When intermission came, you hit your favorite rides, safe in the knowledge that Galon would call you back in plenty of time.

One unforgettable element of racing at Riverside was the annual 500-lap races for cars competing as two-car teams.

Jocko
Jocko Maggiacomo at Riverside Park Speedway. (Dick Berggren photo)

The spectacles lasted until the late 1970s, with Krebs leading all multiple winners with six triumphs. It was common to have up to 60 modifieds in the pits, all vying for spots in a 50-lap feature that started only 20 cars because the track was so small.

The Riverside Park track expanded every time Carroll repaved it, first to an almost-quarter with a little banking. Next, widening and steepening the corners to a full quarter-mile. NASCAR replaced the Tattersalls in 1973, following what future promoter Ben Dodge described as a drivers’ strike.

The arrival of NASCAR established Riverside as one of NASCAR’s big three modified speedways in New England, along with Stafford and Thompson in Connecticut. Ed Carroll died in 1979.

His sons then managed the park and speedway while becoming active in racing themselves, with a new crew of helpers. One of them was future FOX Sports broadcaster Mike Joy, who announced at Riverside while still in college.

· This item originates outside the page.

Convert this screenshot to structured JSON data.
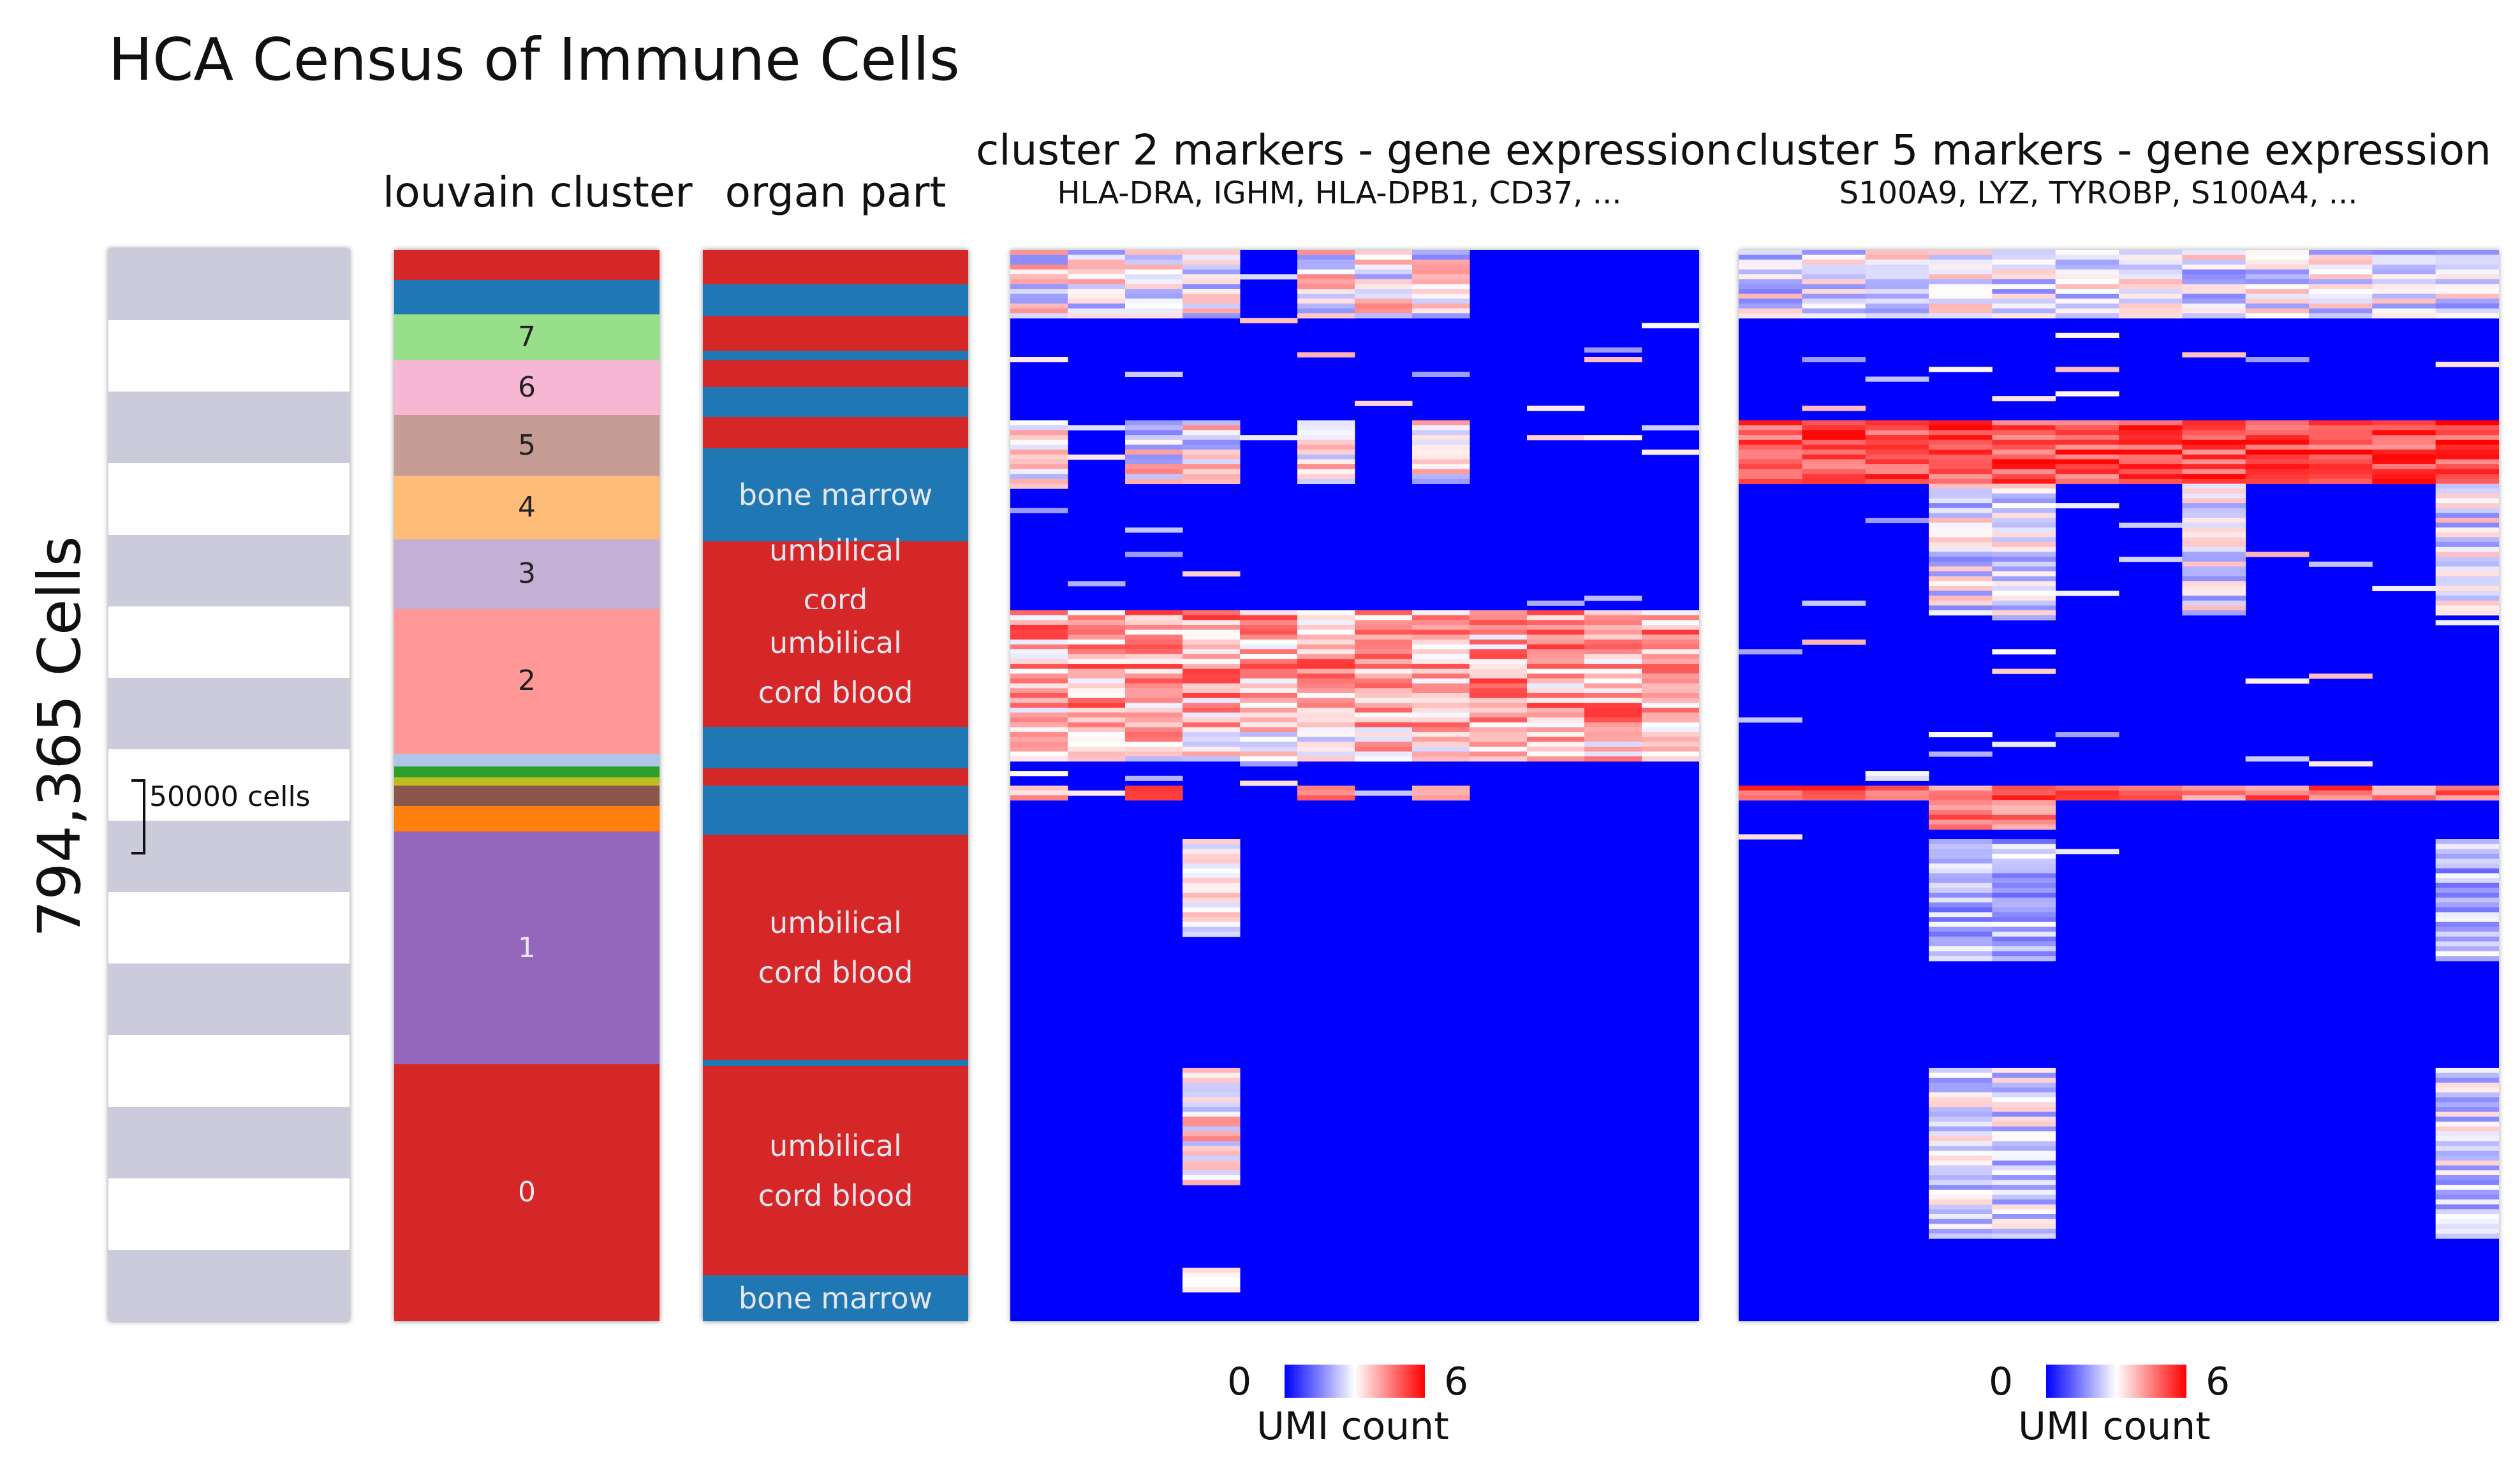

Joy’s assistant was Dodge, who took over as promoter in 1982.

“Things were getting very stagnant at Riverside, so they decided to introduce the pro stocks as the lead division,” Dodge explained, adding that the modified seemed a better fit at larger tracks than within Riverside’s confines. “I went in there and changed practically everything they did, and that’s when Ed Carroll Jr. asked me to become the director of auto racing. He stated to me that the race track was no longer holding its own. This would have been around 1984. I was given two years to run the race track, produce a positive bottom line and show growth.”

Dodge streamlined the modified program, marketed the competitors and started an entry-level street stock division. There was no back gate fee.

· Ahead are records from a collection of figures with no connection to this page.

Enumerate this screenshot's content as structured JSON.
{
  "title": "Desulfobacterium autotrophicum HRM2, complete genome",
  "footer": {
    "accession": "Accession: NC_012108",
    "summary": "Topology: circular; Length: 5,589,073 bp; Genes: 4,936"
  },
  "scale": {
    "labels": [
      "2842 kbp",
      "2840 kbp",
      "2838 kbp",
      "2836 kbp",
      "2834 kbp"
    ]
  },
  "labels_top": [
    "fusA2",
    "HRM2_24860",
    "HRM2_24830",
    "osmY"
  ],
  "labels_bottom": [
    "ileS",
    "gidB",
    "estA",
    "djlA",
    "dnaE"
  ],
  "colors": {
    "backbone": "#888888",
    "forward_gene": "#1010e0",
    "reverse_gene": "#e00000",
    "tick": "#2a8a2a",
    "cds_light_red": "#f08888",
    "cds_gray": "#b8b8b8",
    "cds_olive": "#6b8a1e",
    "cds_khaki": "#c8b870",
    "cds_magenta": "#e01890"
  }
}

“The theory was that an entertainer doesn’t pay to walk on stage,” he explained. “Riverside Park Speedway was one of the most successful short tracks in America between 1992 and 1996. We had bigger numbers on a Saturday than the amusement park did. We had sponsorship for every race. We paid qualifying heat money.

“In addition to that, the purses were increased. My last year, 1996, the paid attendance in the grandstand was 143,000 people. We never pushed the back gate because you didn’t go in through the back gate.”

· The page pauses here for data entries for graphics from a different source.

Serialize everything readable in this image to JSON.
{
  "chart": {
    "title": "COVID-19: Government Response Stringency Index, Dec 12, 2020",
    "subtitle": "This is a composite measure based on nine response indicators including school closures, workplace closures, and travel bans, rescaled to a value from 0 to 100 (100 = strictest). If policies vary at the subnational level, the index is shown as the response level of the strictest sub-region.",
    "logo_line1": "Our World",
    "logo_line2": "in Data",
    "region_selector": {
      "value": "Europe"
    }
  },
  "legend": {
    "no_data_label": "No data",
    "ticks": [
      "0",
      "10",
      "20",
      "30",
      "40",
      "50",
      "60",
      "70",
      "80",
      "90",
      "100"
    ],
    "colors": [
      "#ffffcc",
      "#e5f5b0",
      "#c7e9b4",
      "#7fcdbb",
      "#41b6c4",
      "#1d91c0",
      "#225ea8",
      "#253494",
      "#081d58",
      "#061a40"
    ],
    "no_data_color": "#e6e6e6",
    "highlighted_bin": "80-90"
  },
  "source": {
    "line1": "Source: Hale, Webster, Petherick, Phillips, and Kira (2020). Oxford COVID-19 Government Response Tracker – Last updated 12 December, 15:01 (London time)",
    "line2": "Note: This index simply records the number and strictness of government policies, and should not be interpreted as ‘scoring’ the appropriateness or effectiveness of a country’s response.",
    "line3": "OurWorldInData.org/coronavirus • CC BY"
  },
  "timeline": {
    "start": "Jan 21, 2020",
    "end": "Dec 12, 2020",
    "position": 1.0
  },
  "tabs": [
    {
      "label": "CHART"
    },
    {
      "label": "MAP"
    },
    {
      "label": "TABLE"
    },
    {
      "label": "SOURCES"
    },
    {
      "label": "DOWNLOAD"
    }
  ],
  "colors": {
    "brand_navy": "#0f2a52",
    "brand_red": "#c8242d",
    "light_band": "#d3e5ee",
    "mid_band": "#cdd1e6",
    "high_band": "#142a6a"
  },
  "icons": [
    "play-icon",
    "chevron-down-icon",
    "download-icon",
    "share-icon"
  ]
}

Dodge is credited with improving the payout to Riverside’s racers during the same time when the year-round profitability of amusement rides was increasingly threatening the future of auto racing. He simply says the owners decided to go in a different direction, which ultimately proved to be selling out.

Dodge, who still announces races and owns race cars, opted to take his leave, saying now that “my reign at Riverside Park was such an important part of my life that I believed it was mine. It needed help to survive. I was doing things to the very best of my ability.”

Despite the gathering fiscal clouds, the Dodge era at Riverside was spectacular, with Stan Greger, John Rosati and Mike Stefanik capturing track titles in the modifieds.

NASCAR adopted the tour-type format and Riverside was a regular stop for 200-lap modified mains. Jerry Marquis and ageless Bob Polverari emerged as big winners in the 1990s, with Polverari taking five titles aboard the Bill Pelly No. 711.

The Carroll family sold out to the Six Flags chain in 1998, two years after Dodge departed and NASCAR’s Dave Deery became Riverside Park’s final promoter. The speedway was closed, and razed, after Polverari copped the final modified feature in 1999.

When Riverside closed, Eddy Carroll III, the founder’s grandson, owned four consecutive pro stock championships.

The great Reggie Ruggiero closed the books with 98 modified feature wins, about a quarter of his career total, leading all drivers.

“I came from a little track, Plainville Stadium in Connecticut, a quarter mile,” Ruggiero remembered. “Riverside was a fifth back then. It was like going from a Volkswagen to a Cadillac; Riverside Park was like Daytona to me. I was never on a banked track, racing with that caliber of drivers before. I had my own groove, right on the bottom. The Park was what got me noticed everywhere. It was a great experience.”